Aprisionado el último Manuel Vilas (Barbastro, 1962) en el ámbito confesional y familiar, da un giro notable a su obra con Los besos. El cambio parece indicar el nacimiento de un proyecto narrativo bastante diferente a lo anterior, aunque sin romper del todo ligaduras destacadas. Volvemos a encontrar querencias muy suyas: los padres, el tema de España, la presencia de la literatura, los coches o las referencias musicales (ha de notarse que aquí el popular Franco Battiato desplaza al jazz y el rock).
En Los besos, Salvador, maestro recién jubilado a causa de un problema psicológico —enmudece ante los alumnos en el aula— se recluye en un pueblo de la sierra madrileña, Sotopeña, donde ocupa una agradable cabaña en medio del monte. Aquí conoce a la empleada de una tienda de comestibles, Montserrat. Muchas cosas les separan: él soltero, meditabundo, contemplativo y de 68 años; ella, de 45, activa, resolutiva, divorciada y madre de un hijo. Sin embargo, entre ambos se establece una tórrida relación sentimental. El idilio dura cuatro meses y medio desde el día anterior al estado de alarma sanitaria y no sale del entorno campestre salvo una breve excursión a la playa.

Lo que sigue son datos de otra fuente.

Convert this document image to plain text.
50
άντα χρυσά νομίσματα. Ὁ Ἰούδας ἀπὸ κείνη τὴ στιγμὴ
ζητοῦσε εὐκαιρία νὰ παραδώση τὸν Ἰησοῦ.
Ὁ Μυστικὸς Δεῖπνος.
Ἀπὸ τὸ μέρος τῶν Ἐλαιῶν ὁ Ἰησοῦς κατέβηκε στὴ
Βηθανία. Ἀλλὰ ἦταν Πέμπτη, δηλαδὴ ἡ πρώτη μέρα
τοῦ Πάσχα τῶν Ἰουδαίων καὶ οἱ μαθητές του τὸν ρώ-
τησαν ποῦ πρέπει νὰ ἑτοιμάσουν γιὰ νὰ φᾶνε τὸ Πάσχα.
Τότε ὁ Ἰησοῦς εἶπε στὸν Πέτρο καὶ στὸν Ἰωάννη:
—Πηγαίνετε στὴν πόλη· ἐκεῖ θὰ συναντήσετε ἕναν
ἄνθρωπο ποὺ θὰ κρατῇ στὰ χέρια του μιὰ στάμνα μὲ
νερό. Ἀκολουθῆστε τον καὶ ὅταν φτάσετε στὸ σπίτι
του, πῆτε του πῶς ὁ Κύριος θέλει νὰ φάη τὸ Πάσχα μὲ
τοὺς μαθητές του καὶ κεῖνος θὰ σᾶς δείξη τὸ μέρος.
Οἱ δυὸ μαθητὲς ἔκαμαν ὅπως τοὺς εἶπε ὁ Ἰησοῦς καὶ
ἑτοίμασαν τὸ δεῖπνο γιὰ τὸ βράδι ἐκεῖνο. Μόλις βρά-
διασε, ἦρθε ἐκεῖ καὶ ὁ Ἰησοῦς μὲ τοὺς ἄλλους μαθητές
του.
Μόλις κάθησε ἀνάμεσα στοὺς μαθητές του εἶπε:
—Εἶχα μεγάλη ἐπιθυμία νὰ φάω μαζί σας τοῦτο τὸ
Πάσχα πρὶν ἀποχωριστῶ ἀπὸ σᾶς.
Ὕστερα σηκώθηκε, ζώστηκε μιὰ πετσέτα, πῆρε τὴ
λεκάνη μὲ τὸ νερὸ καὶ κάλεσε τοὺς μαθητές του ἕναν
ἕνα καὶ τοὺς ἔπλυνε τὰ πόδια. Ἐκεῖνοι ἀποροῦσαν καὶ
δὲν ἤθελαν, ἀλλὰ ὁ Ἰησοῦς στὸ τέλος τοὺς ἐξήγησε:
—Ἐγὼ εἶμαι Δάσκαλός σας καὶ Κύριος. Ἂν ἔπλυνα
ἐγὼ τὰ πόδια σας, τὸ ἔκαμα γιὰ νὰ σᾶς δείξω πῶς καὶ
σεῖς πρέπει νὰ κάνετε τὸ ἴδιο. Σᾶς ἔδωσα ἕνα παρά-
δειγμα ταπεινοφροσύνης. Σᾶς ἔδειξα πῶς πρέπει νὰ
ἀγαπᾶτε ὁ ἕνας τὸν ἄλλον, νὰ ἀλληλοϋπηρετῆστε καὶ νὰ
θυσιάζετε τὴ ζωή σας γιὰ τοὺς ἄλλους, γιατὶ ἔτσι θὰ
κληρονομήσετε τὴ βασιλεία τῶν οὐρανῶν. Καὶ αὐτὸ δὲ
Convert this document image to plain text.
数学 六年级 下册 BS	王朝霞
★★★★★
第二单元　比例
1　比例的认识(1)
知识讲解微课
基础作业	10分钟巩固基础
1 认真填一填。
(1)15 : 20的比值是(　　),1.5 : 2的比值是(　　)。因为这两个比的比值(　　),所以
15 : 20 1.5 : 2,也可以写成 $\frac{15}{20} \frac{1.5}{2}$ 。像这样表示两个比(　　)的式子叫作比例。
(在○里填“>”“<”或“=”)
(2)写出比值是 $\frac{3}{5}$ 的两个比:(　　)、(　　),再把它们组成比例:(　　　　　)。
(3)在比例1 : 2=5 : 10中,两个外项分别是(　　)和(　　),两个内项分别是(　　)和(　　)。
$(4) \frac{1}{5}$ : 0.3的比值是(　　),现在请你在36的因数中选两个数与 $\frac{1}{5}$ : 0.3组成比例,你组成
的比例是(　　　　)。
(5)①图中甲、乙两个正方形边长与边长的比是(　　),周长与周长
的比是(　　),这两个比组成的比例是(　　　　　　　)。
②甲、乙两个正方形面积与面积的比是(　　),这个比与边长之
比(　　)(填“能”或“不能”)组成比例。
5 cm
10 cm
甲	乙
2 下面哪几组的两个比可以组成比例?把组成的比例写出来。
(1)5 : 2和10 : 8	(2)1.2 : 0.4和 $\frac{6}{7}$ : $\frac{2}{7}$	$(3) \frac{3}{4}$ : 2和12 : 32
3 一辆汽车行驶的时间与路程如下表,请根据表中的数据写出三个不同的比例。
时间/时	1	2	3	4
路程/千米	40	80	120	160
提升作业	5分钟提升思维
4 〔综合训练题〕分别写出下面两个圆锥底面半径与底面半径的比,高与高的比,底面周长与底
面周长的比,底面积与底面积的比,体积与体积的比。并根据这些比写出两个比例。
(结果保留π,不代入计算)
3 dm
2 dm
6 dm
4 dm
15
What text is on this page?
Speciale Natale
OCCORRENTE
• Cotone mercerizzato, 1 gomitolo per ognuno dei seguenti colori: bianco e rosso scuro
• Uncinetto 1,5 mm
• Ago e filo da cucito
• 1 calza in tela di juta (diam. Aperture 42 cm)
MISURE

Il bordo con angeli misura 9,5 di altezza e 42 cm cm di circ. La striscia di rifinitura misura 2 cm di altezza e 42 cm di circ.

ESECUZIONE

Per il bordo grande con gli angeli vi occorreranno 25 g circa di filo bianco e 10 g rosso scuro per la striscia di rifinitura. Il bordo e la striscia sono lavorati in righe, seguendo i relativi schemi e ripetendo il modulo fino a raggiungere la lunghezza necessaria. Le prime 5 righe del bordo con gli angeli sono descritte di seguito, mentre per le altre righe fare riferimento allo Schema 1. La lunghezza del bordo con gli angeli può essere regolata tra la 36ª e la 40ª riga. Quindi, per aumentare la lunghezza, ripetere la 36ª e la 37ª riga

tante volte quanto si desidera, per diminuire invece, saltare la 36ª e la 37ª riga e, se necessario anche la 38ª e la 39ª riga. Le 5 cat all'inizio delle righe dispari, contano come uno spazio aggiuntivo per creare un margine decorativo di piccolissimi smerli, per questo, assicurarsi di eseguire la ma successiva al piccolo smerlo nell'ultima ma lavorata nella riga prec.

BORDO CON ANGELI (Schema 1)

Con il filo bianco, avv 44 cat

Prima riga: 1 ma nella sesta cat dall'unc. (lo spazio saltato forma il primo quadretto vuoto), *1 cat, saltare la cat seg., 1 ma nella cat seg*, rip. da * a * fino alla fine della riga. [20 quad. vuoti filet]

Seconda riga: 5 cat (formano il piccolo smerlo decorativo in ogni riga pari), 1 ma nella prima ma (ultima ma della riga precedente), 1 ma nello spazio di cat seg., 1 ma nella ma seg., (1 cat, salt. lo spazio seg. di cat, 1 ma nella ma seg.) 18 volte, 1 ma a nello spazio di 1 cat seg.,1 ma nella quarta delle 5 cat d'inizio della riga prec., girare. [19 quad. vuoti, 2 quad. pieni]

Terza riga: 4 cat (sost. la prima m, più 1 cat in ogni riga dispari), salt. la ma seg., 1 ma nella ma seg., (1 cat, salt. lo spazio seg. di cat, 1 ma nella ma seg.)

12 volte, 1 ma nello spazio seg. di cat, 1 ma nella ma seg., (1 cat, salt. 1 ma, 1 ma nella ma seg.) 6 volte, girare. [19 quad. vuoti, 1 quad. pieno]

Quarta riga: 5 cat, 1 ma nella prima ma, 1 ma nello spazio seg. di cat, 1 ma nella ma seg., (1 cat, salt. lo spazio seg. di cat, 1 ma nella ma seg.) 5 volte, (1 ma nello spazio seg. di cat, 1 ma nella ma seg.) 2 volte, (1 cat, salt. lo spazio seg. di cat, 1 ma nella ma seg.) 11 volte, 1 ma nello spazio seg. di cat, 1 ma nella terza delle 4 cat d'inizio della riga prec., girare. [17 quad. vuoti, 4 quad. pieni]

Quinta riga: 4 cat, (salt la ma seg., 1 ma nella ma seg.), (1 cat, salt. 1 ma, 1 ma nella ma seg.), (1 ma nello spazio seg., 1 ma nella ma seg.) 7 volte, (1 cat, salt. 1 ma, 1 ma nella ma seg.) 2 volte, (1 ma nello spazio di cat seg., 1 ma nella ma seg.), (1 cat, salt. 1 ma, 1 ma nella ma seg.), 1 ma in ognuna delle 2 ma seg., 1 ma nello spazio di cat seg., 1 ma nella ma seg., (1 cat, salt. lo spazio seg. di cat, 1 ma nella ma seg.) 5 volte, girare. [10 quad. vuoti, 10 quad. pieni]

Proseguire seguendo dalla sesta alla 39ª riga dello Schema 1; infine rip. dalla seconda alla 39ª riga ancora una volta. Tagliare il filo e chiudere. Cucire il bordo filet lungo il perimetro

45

La anécdota externa de Los besos, confinada en un medio cerrado e intimista, apenas cuenta, pues, más que como percha en la que colgar diversos contenidos. A falta de acción, el protagonista regresa desde la madurez a su juventud estudiantil en 1981 y recupera una aleccionadora historia con un condiscípulo. A la vez el relato se llena de pensamiento y hace un auténtico derroche de reflexiones encastadas en una constante y fervorosa pirotecnia conceptual. El gran motivo del libro es el amor y el erotismo, esencia de la vida hacia la plenitud existencial. La pasión se convierte en el vehículo que redime a la especie de sus limitaciones y en el medio de vencer a una entidad misteriosa, abismal, la Oscuridad, una asechanza que designa peligros del mundo que no comprendemos. Establece Vilas un paralelismo con el Quijote (renombra Altisidora a Montse) y en esa asociación fija la cara positiva de la realidad. A Salva le cuadra su tesis: “El Quijote es un loco que afirma la vida”.
A pesar de una cansina sensación de manierismo estilístico, los besos es una novela muy atractiva mediante una buena asociación de ideas
De la percha argumental pende también un racimo de observaciones y opiniones producto del caviloso y contradictorio Salva. Con gusto por la paradoja y en el límite de la ocurrencia, se hace un repaso de dispersos asuntos: la identidad; la crisis de las naciones y su inexorable desaparición; la falta de pulso de España y de la Unión Europea; el dinero; el saber clásico frente a la avasallante tecnología; la libertad individual; la preeminencia de la política sobre cualquier discurso…
El conjunto de ideas examinadas entrega un saldo negativo sobre la naturaleza humana y su deriva histórica, aunque no nihilista porque Vilas ofrece algunos lenitivos: la ilusión amorosa y el quijotismo más la belleza, reiterada palabra ómnibus de vago sentido con que se califican las más alejadas manifestaciones del mundo.
Semejante temario realista se aborda desde una peculiar artificiosidad expresiva. Salva trasmite sus retorcidas elucubraciones con un creativo pero peligroso idiolecto retórico y especulativo con sobra de ingeniosidades y jugueteos verbales en el límite de la pura greguería (“El agua bendita era el hidrogel medieval”). Bien está que se exprese así, pero cuesta aceptarlo en Montse. Además, resulta inevitable una cansina sensación de manierismo estilístico. Es un serio inconveniente de una narración muy atractiva donde Manuel Vilas alcanza la plenitud fabuladora mediante una buena asociación de ideas y autonomía imaginativa que bien puede considerarse una novela filosófica.